The service sends this prompt to Firecrawl Agent:

```
Analyze the website {url} for "{business_name}" and extract comprehensive business information.

Focus on understanding:
1. What the company does (core business)
2. Their main products or services
3. Who their target customers are
4. What makes them unique or valuable
5. Their core value proposition

Be thorough but concise.
```

### Schema

```json theme={null}
{
  "type": "object",
  "properties": {
    "description": {
      "type": "string",
      "description": "2-3 sentence description of what the company does"
    },
    "products_services": {
      "type": "string",
      "description": "Overview of their main products or services"
    },
    "target_market": {
      "type": "string",
      "description": "Who their target customers or audience are"
    },
    "key_features": {
      "type": "string",
      "description": "Key features, capabilities, or differentiators"
    },
    "value_proposition": {
      "type": "string",
      "description": "The core value they provide to customers"
    }
  },
  "required": ["description", "products_services"]
}
```

## Used By

| Service                | Why                                                                 |
| ---------------------- | ------------------------------------------------------------------- |
| Create AI Website (2a) | Uses business\_info to generate llms.txt, Q\&A pages, and data.json |

<Info>
  This is separate from the **Scrape Website** service (GROUP 1b).
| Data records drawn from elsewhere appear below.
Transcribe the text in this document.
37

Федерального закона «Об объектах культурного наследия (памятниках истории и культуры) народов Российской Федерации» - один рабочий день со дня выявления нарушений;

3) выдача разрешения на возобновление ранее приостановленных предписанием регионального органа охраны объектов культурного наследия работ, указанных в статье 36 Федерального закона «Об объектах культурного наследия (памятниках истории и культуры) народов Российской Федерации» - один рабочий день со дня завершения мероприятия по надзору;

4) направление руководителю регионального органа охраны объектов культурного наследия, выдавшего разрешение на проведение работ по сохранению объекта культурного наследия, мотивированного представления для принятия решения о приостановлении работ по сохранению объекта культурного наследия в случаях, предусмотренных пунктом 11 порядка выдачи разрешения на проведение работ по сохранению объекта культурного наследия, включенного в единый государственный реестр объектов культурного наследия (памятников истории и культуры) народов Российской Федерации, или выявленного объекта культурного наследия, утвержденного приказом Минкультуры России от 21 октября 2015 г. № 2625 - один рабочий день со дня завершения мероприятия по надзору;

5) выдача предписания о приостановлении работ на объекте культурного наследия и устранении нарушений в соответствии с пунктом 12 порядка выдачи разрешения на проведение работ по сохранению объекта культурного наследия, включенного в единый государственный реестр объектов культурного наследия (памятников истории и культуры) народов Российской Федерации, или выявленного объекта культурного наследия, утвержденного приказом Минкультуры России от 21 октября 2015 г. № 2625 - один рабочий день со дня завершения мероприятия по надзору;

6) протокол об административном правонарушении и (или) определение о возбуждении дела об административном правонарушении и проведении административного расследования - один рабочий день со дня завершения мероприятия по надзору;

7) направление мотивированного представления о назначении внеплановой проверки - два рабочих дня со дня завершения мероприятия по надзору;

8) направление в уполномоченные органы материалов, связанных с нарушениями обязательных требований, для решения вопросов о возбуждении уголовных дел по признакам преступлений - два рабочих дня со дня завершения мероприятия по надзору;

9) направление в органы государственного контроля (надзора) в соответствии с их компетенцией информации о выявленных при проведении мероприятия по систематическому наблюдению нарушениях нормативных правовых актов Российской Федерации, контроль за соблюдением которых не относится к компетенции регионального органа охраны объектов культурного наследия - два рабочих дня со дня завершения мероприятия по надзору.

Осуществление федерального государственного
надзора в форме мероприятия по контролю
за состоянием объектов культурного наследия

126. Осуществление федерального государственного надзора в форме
Scraped pages are only used for markdown replica generation, not for LLM content.
</Info>

## Why Separate from Scraping?

| Approach                        | Purpose                                              |
| ------------------------------- | ---------------------------------------------------- |
| **Discover Business Info (1a)** | Extracts structured business context for LLM prompts |
| **Scrape Website (1b)**         | Gets full page content for 1:1 markdown replicas     |

Benefits:

* **Focused prompts**: LLM content generation gets clean, structured business info
* **No token waste**: Don't send full page markdown to Gemini for llms.txt generation
* **Parallel execution**: Both can run simultaneously since they're independent

## Code Location

```
src/app/shared/discover_business_info/
├── __init__.py           # Exports discover_business_info
└── service.py            # Main implementation

src/app/apis/onboarding/generate_all/tasks/
└── business_info.py      # Task wrapper for orchestrator
```

## Error Handling

```json theme={null}
{
  "status": "error",
  "error": "Agent job timed out after 3 minutes",
  "business_info": null
}
```

Common errors:

* **Timeout** - Firecrawl agent takes too long (max 3 minutes)
* **API error** - Firecrawl API returns non-200 status
* **Missing API key** - `FIRECRAWL_API_KEY` not configured

If this service fails, the orchestrator will not proceed with GROUP 2a (Create AI Website) since business\_info is required.